I agree POW is a good way to distribute coins. I think funding the answering of valuable questions is another good way to distribute coins. Selling coins in exchange for food to feed developers of the blockchain is another good way to distribute.
Besides creating coins, we also need to destroy some value to maintain consensus. If we don't destroy value, then a Sybil attack could be used to exclude some transactions from the history.
The consensus used in Flying Fox is a cheaper way to secure consensus than proof of work, but you have to understand channels, which allow off-chain transactions, to understand why. Putting your money into a channel reduces network liquidity, which destroys value. The value that gets destroyed for maintaining channels can simultaneously be used to secure blockchain consensus, so we don't have to destroy value twice. We can kill 2 birds with 1 stone.
If truthcoin is going to scale, eventually you have to put it into channels. Your current blockchain consensus cost estimates make POW look cheap because you aren't including the cost of the channels. The fiat banking system needs actors who behave like channels. When you spend money internationally, you are usually giving money to someone who professionally owns piles of money around the world, and earns a profit from moving value for customers. Moving small payments off-chain is how payment networks scale.
==Why proof of stake is more expensive than pow==
Usually, taking part in the consensus process for proof of stake means putting up a bond. The bond-holders work together to make the next block. A person with 10% of bonds has 10% control over what the next block will look like.

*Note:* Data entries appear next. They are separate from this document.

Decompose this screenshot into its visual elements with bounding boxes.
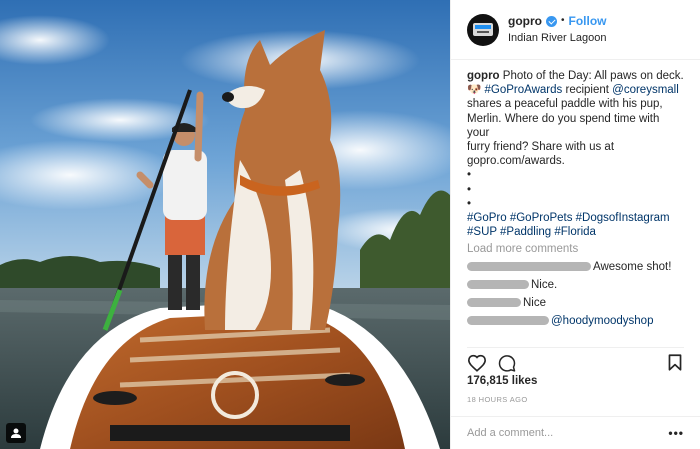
comment-bubble-icon bbox=[498, 355, 516, 372]
redacted-username bbox=[467, 298, 521, 308]
caption-text: gopro.com/awards. bbox=[467, 155, 565, 168]
comment-item: Awesome shot! bbox=[467, 258, 684, 275]
caption-text: Merlin. Where do you spend time with you… bbox=[467, 112, 660, 139]
location-link[interactable]: Indian River Lagoon bbox=[508, 32, 607, 45]
more-options-button[interactable]: ••• bbox=[668, 426, 684, 440]
likes-count[interactable]: 176,815 likes bbox=[467, 375, 537, 387]
post-header: gopro • Follow Indian River Lagoon bbox=[451, 0, 700, 60]
redacted-username bbox=[467, 280, 529, 290]
gopro-logo-icon bbox=[473, 23, 493, 36]
redacted-username bbox=[467, 262, 591, 272]
follow-button[interactable]: Follow bbox=[569, 14, 607, 28]
comment-text: Nice. bbox=[531, 278, 558, 291]
username-link[interactable]: gopro bbox=[508, 14, 542, 28]
hashtag-link[interactable]: #GoProAwards bbox=[485, 84, 563, 96]
comment-text: Nice bbox=[523, 296, 547, 309]
bookmark-icon bbox=[668, 354, 682, 371]
mention-link[interactable]: @coreysmall bbox=[612, 84, 679, 96]
heart-icon bbox=[467, 354, 487, 372]
action-bar bbox=[467, 347, 684, 373]
header-text: gopro • Follow Indian River Lagoon bbox=[508, 14, 607, 45]
comment-item: Nice. bbox=[467, 276, 684, 293]
hashtag-link[interactable]: #SUP #Paddling #Florida bbox=[467, 225, 684, 239]
comment-item: @hoodymoodyshop bbox=[467, 312, 684, 329]
add-comment-bar: ••• bbox=[451, 416, 700, 449]
post-timestamp: 18 HOURS AGO bbox=[467, 395, 528, 404]
caption-username[interactable]: gopro bbox=[467, 70, 500, 82]
caption-text: recipient bbox=[562, 84, 613, 97]
post-image bbox=[0, 0, 450, 449]
caption-bullet: • bbox=[467, 197, 472, 210]
add-comment-input[interactable] bbox=[467, 427, 669, 439]
person-tag-icon bbox=[11, 428, 21, 438]
hashtag-link[interactable]: #GoPro #GoProPets #DogsofInstagram bbox=[467, 211, 684, 225]
redacted-username bbox=[467, 316, 549, 326]
comment-item: Nice bbox=[467, 294, 684, 311]
save-button[interactable] bbox=[668, 354, 682, 376]
verified-badge-icon bbox=[546, 15, 557, 27]
comments-list: gopro Photo of the Day: All paws on deck… bbox=[451, 60, 700, 330]
caption: gopro Photo of the Day: All paws on deck… bbox=[467, 69, 684, 239]
caption-bullet: • bbox=[467, 169, 472, 182]
caption-text: Photo of the Day: All paws on deck. bbox=[502, 70, 684, 82]
user-tag-button[interactable] bbox=[6, 423, 26, 443]
caption-bullet: • bbox=[467, 183, 472, 196]
avatar[interactable] bbox=[467, 13, 499, 46]
post-sidebar: gopro • Follow Indian River Lagoon gopro… bbox=[450, 0, 700, 449]
load-more-comments-link[interactable]: Load more comments bbox=[467, 242, 684, 257]
caption-text: shares a peaceful paddle with his pup, bbox=[467, 98, 663, 111]
comment-text: Awesome shot! bbox=[593, 260, 672, 273]
comment-button[interactable] bbox=[498, 354, 516, 377]
mention-link[interactable]: @hoodymoodyshop bbox=[551, 315, 653, 327]
like-button[interactable] bbox=[467, 354, 487, 377]
caption-text: furry friend? Share with us at bbox=[467, 141, 615, 154]
post-photo[interactable] bbox=[0, 0, 450, 449]
separator-dot: • bbox=[561, 15, 565, 27]
caption-emoji: 🐶 bbox=[467, 84, 485, 97]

This is expensive because the money that is in bonds cannot be used for anything else. Value is destroyed based on the interest rate.
==Why delegated proof of stake is more expensive than pow==
When you vote for someone based on how much money you have, your money is still spendable. So money isn't destroyed base on the interest rate like in POS, but look at presidential elections to see how much money can be wasted on advertising candidates. The candidates don't have to have any investment in the blockchain to hold their position. Candidates can pay for votes. Attackers can pay candidates to attack.

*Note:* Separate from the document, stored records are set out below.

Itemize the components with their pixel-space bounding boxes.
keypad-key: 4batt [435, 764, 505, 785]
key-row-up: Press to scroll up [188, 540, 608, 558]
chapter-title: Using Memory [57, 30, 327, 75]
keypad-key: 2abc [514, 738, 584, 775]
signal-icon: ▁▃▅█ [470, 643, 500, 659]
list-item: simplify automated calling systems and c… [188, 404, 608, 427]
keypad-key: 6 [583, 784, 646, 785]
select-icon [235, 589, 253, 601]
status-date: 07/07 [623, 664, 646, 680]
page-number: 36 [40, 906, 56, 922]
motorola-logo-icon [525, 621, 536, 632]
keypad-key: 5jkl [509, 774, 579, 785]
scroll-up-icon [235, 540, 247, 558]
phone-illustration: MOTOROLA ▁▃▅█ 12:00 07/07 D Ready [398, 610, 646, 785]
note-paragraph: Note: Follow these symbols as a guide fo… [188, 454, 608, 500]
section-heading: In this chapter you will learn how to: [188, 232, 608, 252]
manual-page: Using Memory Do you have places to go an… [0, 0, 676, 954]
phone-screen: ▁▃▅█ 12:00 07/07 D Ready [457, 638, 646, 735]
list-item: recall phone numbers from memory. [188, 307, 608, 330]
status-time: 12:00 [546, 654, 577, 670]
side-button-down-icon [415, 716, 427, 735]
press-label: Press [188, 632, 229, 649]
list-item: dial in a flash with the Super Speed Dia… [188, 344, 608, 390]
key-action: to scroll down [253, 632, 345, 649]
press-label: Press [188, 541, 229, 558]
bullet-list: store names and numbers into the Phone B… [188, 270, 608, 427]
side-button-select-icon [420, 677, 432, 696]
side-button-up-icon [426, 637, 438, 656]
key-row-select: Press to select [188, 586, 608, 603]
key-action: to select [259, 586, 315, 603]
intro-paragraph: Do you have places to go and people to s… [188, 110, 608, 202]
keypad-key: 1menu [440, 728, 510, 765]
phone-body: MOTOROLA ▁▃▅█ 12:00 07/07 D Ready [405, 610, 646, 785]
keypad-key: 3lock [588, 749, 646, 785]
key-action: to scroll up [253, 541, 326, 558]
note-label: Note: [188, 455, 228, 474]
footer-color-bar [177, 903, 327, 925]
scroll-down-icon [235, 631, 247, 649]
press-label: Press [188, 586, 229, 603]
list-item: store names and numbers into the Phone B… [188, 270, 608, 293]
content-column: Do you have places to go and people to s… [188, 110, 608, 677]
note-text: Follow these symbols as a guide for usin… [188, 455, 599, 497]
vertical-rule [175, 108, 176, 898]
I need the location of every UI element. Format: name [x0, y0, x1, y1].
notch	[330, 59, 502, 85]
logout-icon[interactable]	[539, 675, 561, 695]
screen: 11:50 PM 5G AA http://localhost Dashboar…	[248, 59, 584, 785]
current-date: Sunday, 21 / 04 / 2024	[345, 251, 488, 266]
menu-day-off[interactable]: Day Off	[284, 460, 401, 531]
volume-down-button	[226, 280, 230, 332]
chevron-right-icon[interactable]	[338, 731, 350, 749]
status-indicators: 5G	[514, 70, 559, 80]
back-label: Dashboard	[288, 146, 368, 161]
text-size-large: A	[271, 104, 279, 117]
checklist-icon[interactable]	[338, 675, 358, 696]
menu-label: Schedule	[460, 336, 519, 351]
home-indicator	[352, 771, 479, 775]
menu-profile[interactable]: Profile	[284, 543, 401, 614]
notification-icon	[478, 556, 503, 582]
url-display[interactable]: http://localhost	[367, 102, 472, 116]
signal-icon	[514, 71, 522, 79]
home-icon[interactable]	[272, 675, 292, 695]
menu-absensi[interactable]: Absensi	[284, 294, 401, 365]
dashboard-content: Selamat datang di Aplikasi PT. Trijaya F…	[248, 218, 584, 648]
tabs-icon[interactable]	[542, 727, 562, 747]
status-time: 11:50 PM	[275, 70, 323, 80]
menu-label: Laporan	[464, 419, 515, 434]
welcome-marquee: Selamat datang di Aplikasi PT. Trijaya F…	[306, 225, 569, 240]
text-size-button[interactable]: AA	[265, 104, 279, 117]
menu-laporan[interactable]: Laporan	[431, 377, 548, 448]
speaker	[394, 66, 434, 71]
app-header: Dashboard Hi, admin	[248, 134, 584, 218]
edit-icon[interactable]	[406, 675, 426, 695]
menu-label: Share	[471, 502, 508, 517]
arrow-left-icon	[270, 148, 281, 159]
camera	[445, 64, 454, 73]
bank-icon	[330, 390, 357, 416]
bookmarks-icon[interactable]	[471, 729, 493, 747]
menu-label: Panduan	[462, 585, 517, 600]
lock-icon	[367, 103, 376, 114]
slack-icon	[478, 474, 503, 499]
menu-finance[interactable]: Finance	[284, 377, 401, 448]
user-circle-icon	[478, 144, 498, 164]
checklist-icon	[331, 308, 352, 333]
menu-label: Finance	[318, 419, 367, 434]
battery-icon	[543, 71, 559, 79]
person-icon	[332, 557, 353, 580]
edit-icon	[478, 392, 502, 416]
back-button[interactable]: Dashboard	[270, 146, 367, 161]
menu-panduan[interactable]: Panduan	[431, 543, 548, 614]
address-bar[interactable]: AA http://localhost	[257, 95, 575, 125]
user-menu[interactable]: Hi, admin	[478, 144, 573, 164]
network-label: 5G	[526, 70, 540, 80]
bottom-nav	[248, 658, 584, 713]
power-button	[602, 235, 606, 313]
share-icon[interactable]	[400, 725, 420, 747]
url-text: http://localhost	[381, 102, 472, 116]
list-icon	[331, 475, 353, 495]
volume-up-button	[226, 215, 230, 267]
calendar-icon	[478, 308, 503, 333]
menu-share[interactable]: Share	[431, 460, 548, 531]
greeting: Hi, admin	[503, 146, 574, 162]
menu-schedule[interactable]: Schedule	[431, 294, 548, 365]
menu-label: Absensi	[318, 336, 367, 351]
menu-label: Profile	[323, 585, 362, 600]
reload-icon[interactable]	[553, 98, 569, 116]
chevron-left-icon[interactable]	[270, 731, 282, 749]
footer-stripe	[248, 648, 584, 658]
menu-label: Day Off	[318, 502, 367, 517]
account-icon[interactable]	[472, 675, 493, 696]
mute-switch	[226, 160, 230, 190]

Channels transactions have some major limitation in comparison to normal transactions.
1) There is a finite amount of money in each channel. spending money in the channel changes what percentage of the money each of the 2 participants controls. The money on the customer's side of the channel is very liquid, he can spend it almost anywhere. The money on the validator's side can only spend to one person. It is nearly unusable, so value is destroyed based on the interest rate.
2) If your partner disappears, you have to wait a delay until you can get the money out.
3) If your partner closes the channel at the wrong point in history, then you have delay amount of time to provide counter-evidence and stop your money getting stolen. If there isn't enough space in any of the blocks for you to provide your evidence, then you lose.
Usually, one of the channel participants is very rich and very well connected. He is hired for his ability to cheaply move your money to many places. He is also hired to give you extra liquidity in your channel so that you can receive payments. This person has their node running 24/7 to process payments.
The other channel participants is not well connected. He only logs on occasionally to spend money.
==Something cheaper than pow==
If we combine the channel relationship with the delegation vote, then we can be sure that the validator is well invested in the system.
The only way to receive a lot of votes is by providing lots of liquidity.
So for this POS, instead of making bonds, you make a channel. For each channel, one of the pair of participants is the validator. If the channel has twice as much money, then the validator participants has twice as much control over adding blocks to the blockchain.
This is similar to DPOS in that you can still spend your money. So, like DPOS, we aren't wasting very much value due to interest rate.
It is dis-similar from DPOS in that if you vote for someone, and they don't give you any liquidity in the channel, then you can't receive payments. So the candidate would have to pay more in order to buy votes in Flying Fox compared with DPOS.
There will be a market rate for the balance between liquidity and validating power. For example, say the rate is 1/6
If I as a customer wanted to put 1000 coins into a channel with a liquidity provider, then the liquidity provider would be willing to put 5000 coins on the other side of the channel, and neither of us pays the other.
If I needed the ability to receive more than 5000 coins, then I would have to pay the liquidity provider to provide a bigger limit.
If I didn't need to receive money, and was only planning on spending, then I would set the limit to 0, and they would pay me for giving them more validating power.
So long as the validators own more than X of the coins, then the market rate between liquidity and validating power should stay below 1/X.